Alternatives to carbon markets to finance REDD
At the beginning of the UN climate negotiations in Durban (COP17), FERN published a short report looking at carbon markets as a means of financing REDD. The briefing, which was signed on to by 28 organisations explains why carbon markets will not deliver for southern governments, forests and people.
It starts with the question, “How much money is needed?” and explains that although this has been a primary focus of discussions on REDD, it is the wrong question. More important than the amount of money needed, is “a clear action plan to address the underlying drivers of forest loss coupled with sufficient political will to implement the plan”.
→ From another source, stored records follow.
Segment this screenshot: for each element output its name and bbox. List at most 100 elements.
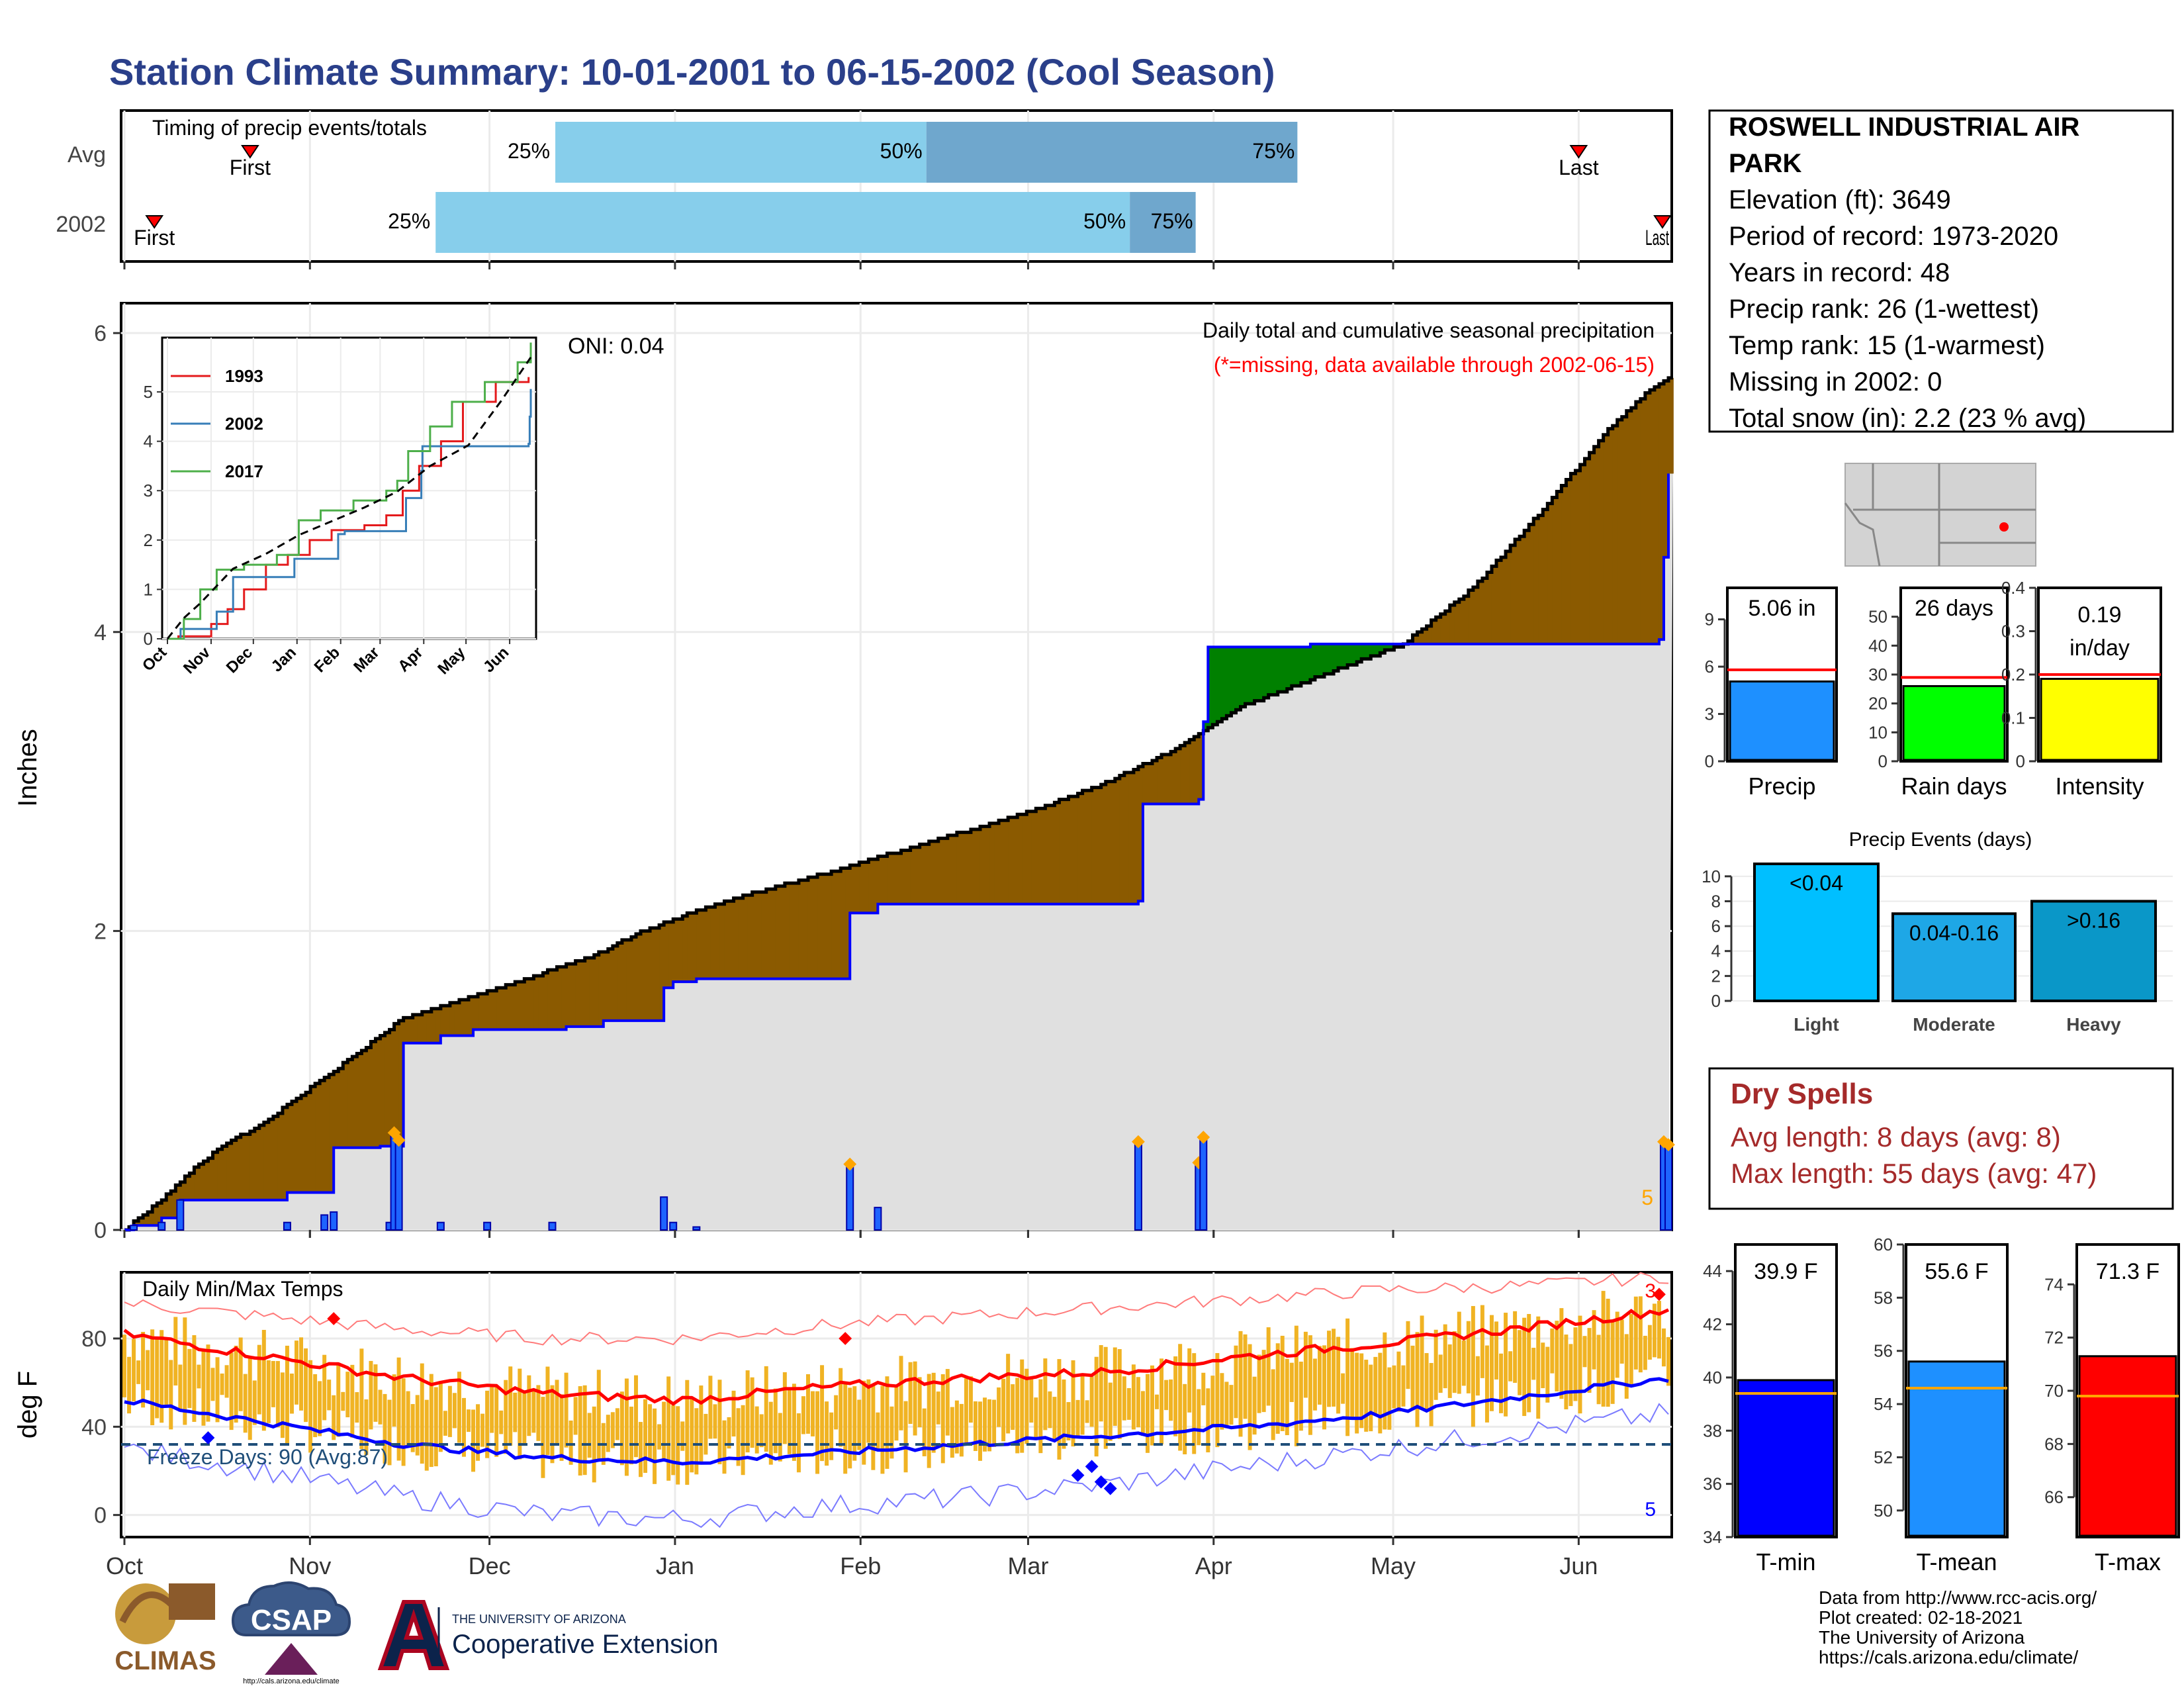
temp-day-bar xyxy=(1075,1399,1080,1438)
difference-slice xyxy=(952,835,958,904)
temp-day-bar xyxy=(248,1356,252,1440)
temp-day-bar xyxy=(518,1368,522,1460)
temp-day-bar xyxy=(866,1379,871,1443)
difference-slice xyxy=(1668,377,1674,474)
timing-first-marker xyxy=(241,145,259,159)
temp-day-bar xyxy=(1024,1368,1029,1444)
temp-day-bar xyxy=(1220,1373,1224,1430)
difference-slice xyxy=(543,972,549,1030)
temp-x-tick-label: Dec xyxy=(469,1552,511,1579)
temp-day-bar xyxy=(940,1374,945,1464)
temp-day-bar xyxy=(159,1330,164,1423)
temp-day-bar xyxy=(690,1397,694,1473)
cumulative-2002-line xyxy=(124,473,1670,1231)
temp-day-bar xyxy=(1383,1332,1387,1430)
difference-slice xyxy=(338,1068,344,1148)
difference-slice xyxy=(1263,647,1269,698)
events-bar xyxy=(1753,863,1880,1002)
daily-precip-bar xyxy=(158,1221,166,1231)
difference-slice xyxy=(1166,754,1171,804)
difference-slice xyxy=(1119,775,1125,904)
timing-labels: First Last 25% 50% 75% First Last 25% 50% 75% xyxy=(134,139,1672,250)
temp-day-bar xyxy=(1378,1352,1383,1434)
difference-slice xyxy=(1608,428,1614,644)
difference-slice xyxy=(1501,557,1506,644)
events-category-label: Moderate xyxy=(1913,1014,1995,1035)
events-bar xyxy=(2030,900,2157,1003)
temp-day-bar xyxy=(206,1344,210,1422)
difference-slice xyxy=(510,984,516,1030)
difference-slice xyxy=(1361,643,1367,659)
temp-day-bar xyxy=(1461,1340,1466,1386)
temp-day-bar xyxy=(1652,1303,1657,1358)
difference-slice xyxy=(515,982,521,1030)
temp-day-bar xyxy=(545,1366,550,1456)
compare-y-tick-label: 0.1 xyxy=(2001,708,2025,728)
temp-day-bar xyxy=(629,1406,633,1465)
difference-slice xyxy=(989,823,995,904)
compare-y-tick-label: 0 xyxy=(1705,751,1714,771)
difference-slice xyxy=(1077,793,1083,904)
temp-day-bar xyxy=(1615,1311,1619,1378)
difference-slice xyxy=(1152,760,1158,804)
temp-day-bar xyxy=(950,1407,954,1458)
temp-day-bar xyxy=(1048,1391,1052,1429)
difference-slice xyxy=(217,1149,223,1200)
difference-slice xyxy=(1087,790,1093,904)
difference-slice xyxy=(701,910,707,979)
difference-slice xyxy=(1649,389,1655,644)
events-category-label: Heavy xyxy=(2066,1014,2121,1035)
difference-slice xyxy=(185,1176,191,1200)
difference-slice xyxy=(1226,647,1232,716)
timing-row-label-avg: Avg xyxy=(68,142,106,167)
ua-small-text: THE UNIVERSITY OF ARIZONA xyxy=(452,1613,626,1626)
temp-day-bar xyxy=(429,1374,433,1468)
difference-slice xyxy=(1259,647,1265,701)
y-tick-label: 4 xyxy=(94,620,107,645)
events-category-label: Light xyxy=(1794,1014,1839,1035)
temp-day-bar xyxy=(880,1385,885,1474)
temp-day-bar xyxy=(536,1385,541,1441)
footer-line-2: Plot created: 02-18-2021 xyxy=(1819,1607,2023,1628)
difference-slice xyxy=(1431,620,1437,644)
difference-slice xyxy=(887,853,893,904)
compare-y-tick-label: 40 xyxy=(1868,635,1888,655)
csap-mountain xyxy=(265,1643,318,1675)
ua-logo: THE UNIVERSITY OF ARIZONA Cooperative Ex… xyxy=(377,1600,718,1670)
difference-slice xyxy=(1389,643,1395,650)
difference-slice xyxy=(975,829,981,904)
compare-y-tick-label: 20 xyxy=(1868,694,1888,714)
temp-day-bar xyxy=(187,1348,192,1409)
temp-day-bar xyxy=(741,1405,745,1476)
temp-day-bar xyxy=(885,1376,889,1469)
difference-slice xyxy=(1189,739,1195,804)
temp-title: Daily Min/Max Temps xyxy=(142,1277,343,1301)
difference-slice xyxy=(1105,781,1111,904)
difference-slice xyxy=(668,921,674,988)
difference-slice xyxy=(1277,647,1283,692)
temp-day-bar xyxy=(504,1380,508,1454)
difference-slice xyxy=(1580,464,1586,644)
temp-day-bar xyxy=(476,1404,480,1461)
temp-day-bar xyxy=(1606,1298,1610,1407)
temp-day-bar xyxy=(1062,1379,1066,1449)
temp-day-bar xyxy=(931,1372,936,1453)
temp-x-tick-label: May xyxy=(1371,1552,1416,1579)
difference-slice xyxy=(152,1205,158,1226)
temp-lines xyxy=(121,1272,1672,1528)
temp-day-bar xyxy=(271,1360,275,1407)
csap-cloud xyxy=(231,1581,351,1636)
temp-x-tick-label: Oct xyxy=(106,1552,143,1579)
difference-slice xyxy=(1557,491,1563,644)
difference-slice xyxy=(1036,808,1042,904)
temp-y-tick-label: 40 xyxy=(81,1415,107,1440)
difference-slice xyxy=(1506,551,1511,644)
temp-day-bar xyxy=(754,1406,759,1454)
record-high-marker xyxy=(327,1312,341,1325)
timing-p75-label: 75% xyxy=(1252,139,1295,163)
difference-slice xyxy=(1287,647,1293,689)
compare-y-tick-label: 42 xyxy=(1703,1315,1722,1335)
temp-day-bar xyxy=(1415,1332,1420,1427)
temp-day-bar xyxy=(945,1369,950,1436)
compare-category-label: T-min xyxy=(1756,1548,1816,1575)
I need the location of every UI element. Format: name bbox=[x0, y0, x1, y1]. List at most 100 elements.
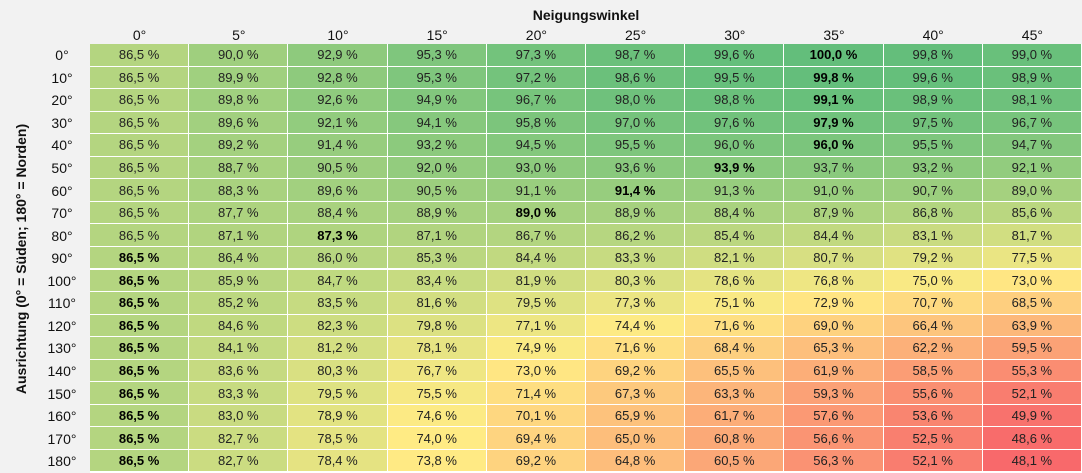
heatmap-cell: 88,9 % bbox=[586, 201, 686, 225]
column-header-7: 35° bbox=[823, 27, 845, 43]
heatmap-cell: 90,7 % bbox=[883, 179, 983, 202]
heatmap-cell: 87,9 % bbox=[784, 201, 884, 225]
heatmap-cell: 79,5 % bbox=[486, 292, 586, 315]
heatmap-cell: 95,5 % bbox=[883, 134, 983, 157]
heatmap-cell: 92,0 % bbox=[387, 156, 487, 180]
column-header-0: 0° bbox=[132, 27, 147, 43]
x-axis-title: Neigungswinkel bbox=[532, 7, 640, 23]
heatmap-cell: 87,1 % bbox=[387, 224, 487, 247]
heatmap-cell: 81,6 % bbox=[387, 292, 487, 315]
heatmap-cell: 99,6 % bbox=[883, 66, 983, 90]
heatmap-cell: 71,6 % bbox=[685, 314, 785, 338]
heatmap-cell: 88,3 % bbox=[189, 179, 289, 202]
heatmap-cell: 82,7 % bbox=[189, 427, 289, 450]
heatmap-cell: 94,1 % bbox=[387, 111, 487, 135]
heatmap-cell: 75,5 % bbox=[387, 382, 487, 405]
heatmap-cell: 65,3 % bbox=[784, 337, 884, 360]
heatmap-cell: 97,2 % bbox=[486, 66, 586, 90]
heatmap-cell: 89,8 % bbox=[189, 89, 289, 112]
heatmap-cell: 86,5 % bbox=[90, 404, 190, 428]
row-header-7: 70° bbox=[51, 205, 73, 222]
heatmap-cell: 78,5 % bbox=[288, 427, 388, 450]
heatmap-cell: 92,9 % bbox=[288, 44, 388, 67]
heatmap-cell: 99,8 % bbox=[883, 44, 983, 67]
heatmap-cell: 79,5 % bbox=[288, 382, 388, 405]
heatmap-cell: 92,8 % bbox=[288, 66, 388, 90]
heatmap-cell: 98,6 % bbox=[586, 66, 686, 90]
heatmap-cell: 75,0 % bbox=[883, 269, 983, 293]
heatmap-cell: 87,7 % bbox=[189, 201, 289, 225]
heatmap-cell: 96,7 % bbox=[486, 89, 586, 112]
y-axis-title-wrap: Ausrichtung (0° = Süden; 180° = Norden) bbox=[10, 44, 32, 473]
heatmap-cell: 99,8 % bbox=[784, 66, 884, 90]
heatmap-cell: 87,1 % bbox=[189, 224, 289, 247]
heatmap-cell: 91,4 % bbox=[288, 134, 388, 157]
heatmap-cell: 98,9 % bbox=[982, 66, 1082, 90]
heatmap-cell: 75,1 % bbox=[685, 292, 785, 315]
row-header-6: 60° bbox=[51, 182, 73, 199]
heatmap-cell: 87,3 % bbox=[288, 224, 388, 247]
heatmap-cell: 86,5 % bbox=[90, 224, 190, 247]
row-header-14: 140° bbox=[47, 362, 77, 379]
row-header-18: 180° bbox=[47, 453, 77, 470]
heatmap-cell: 89,6 % bbox=[288, 179, 388, 202]
heatmap-cell: 62,2 % bbox=[883, 337, 983, 360]
heatmap-cell: 83,4 % bbox=[387, 269, 487, 293]
heatmap-cell: 100,0 % bbox=[784, 44, 884, 67]
row-header-3: 30° bbox=[51, 114, 73, 131]
heatmap-cell: 88,7 % bbox=[189, 156, 289, 180]
heatmap-cell: 89,0 % bbox=[982, 179, 1082, 202]
heatmap-cell: 74,9 % bbox=[486, 337, 586, 360]
row-header-band bbox=[0, 0, 90, 473]
heatmap-cell: 97,3 % bbox=[486, 44, 586, 67]
heatmap-cell: 86,5 % bbox=[90, 246, 190, 270]
heatmap-cell: 97,0 % bbox=[586, 111, 686, 135]
row-header-16: 160° bbox=[47, 408, 77, 425]
heatmap-cell: 86,8 % bbox=[883, 201, 983, 225]
heatmap-cell: 98,8 % bbox=[685, 89, 785, 112]
heatmap-cell: 69,2 % bbox=[586, 359, 686, 383]
heatmap-cell: 96,0 % bbox=[685, 134, 785, 157]
heatmap-cell: 79,2 % bbox=[883, 246, 983, 270]
heatmap-cell: 86,5 % bbox=[90, 156, 190, 180]
heatmap-cell: 98,9 % bbox=[883, 89, 983, 112]
heatmap-cell: 89,9 % bbox=[189, 66, 289, 90]
heatmap-cell: 95,3 % bbox=[387, 44, 487, 67]
heatmap-cell: 70,1 % bbox=[486, 404, 586, 428]
heatmap-cell: 69,0 % bbox=[784, 314, 884, 338]
row-header-1: 10° bbox=[51, 69, 73, 86]
heatmap-cell: 91,0 % bbox=[784, 179, 884, 202]
heatmap-cell: 92,1 % bbox=[288, 111, 388, 135]
heatmap-cell: 99,0 % bbox=[982, 44, 1082, 67]
heatmap-cell: 65,0 % bbox=[586, 427, 686, 450]
heatmap-cell: 59,5 % bbox=[982, 337, 1082, 360]
heatmap-cell: 79,8 % bbox=[387, 314, 487, 338]
heatmap-cell: 74,0 % bbox=[387, 427, 487, 450]
heatmap-cell: 82,3 % bbox=[288, 314, 388, 338]
heatmap-cell: 86,5 % bbox=[90, 337, 190, 360]
heatmap-cell: 99,5 % bbox=[685, 66, 785, 90]
heatmap-cell: 83,0 % bbox=[189, 404, 289, 428]
heatmap-cell: 86,2 % bbox=[586, 224, 686, 247]
y-axis-title: Ausrichtung (0° = Süden; 180° = Norden) bbox=[13, 123, 29, 394]
heatmap-cell: 52,5 % bbox=[883, 427, 983, 450]
heatmap-cell: 52,1 % bbox=[982, 382, 1082, 405]
column-header-4: 20° bbox=[525, 27, 547, 43]
heatmap-cell: 99,6 % bbox=[685, 44, 785, 67]
heatmap-cell: 60,5 % bbox=[685, 449, 785, 473]
heatmap-cell: 69,2 % bbox=[486, 449, 586, 473]
heatmap-cell: 80,7 % bbox=[784, 246, 884, 270]
heatmap-cell: 85,6 % bbox=[982, 201, 1082, 225]
heatmap-cell: 70,7 % bbox=[883, 292, 983, 315]
heatmap-cell: 86,5 % bbox=[90, 449, 190, 473]
heatmap-cell: 86,0 % bbox=[288, 246, 388, 270]
heatmap-cell: 91,4 % bbox=[586, 179, 686, 202]
heatmap-cell: 95,3 % bbox=[387, 66, 487, 90]
heatmap-cell: 73,0 % bbox=[982, 269, 1082, 293]
row-header-4: 40° bbox=[51, 137, 73, 154]
heatmap-cell: 78,1 % bbox=[387, 337, 487, 360]
row-header-5: 50° bbox=[51, 160, 73, 177]
heatmap-cell: 66,4 % bbox=[883, 314, 983, 338]
heatmap-cell: 84,4 % bbox=[784, 224, 884, 247]
row-header-12: 120° bbox=[47, 317, 77, 334]
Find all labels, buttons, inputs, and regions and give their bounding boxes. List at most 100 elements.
In the period 2010-2012, more than US$8 billion has been promised or is expected from government funds for REDD, compared to US$600 million from voluntary markets and nothing whatsoever from compliance markets. This is unlikely to change much before 2020, the briefing argues, because the largest carbon market, the EU Emissions Trading Scheme does not currently accept forest offset and will not do so until at least 2020.
Even with a forest carbon market, little money would actually reach the forests. Most of the money would end up in the hands of intermediaries: speculators, banks, consulting firms, certifying firms and so on. It is also unlikely that a carbon market would finance forest conservation in countries where the risks of corruption are high. More than 75% of CDM projects are in three countries: China, India and Brazil. A similar pattern is likely with REDD finance via carbon markets.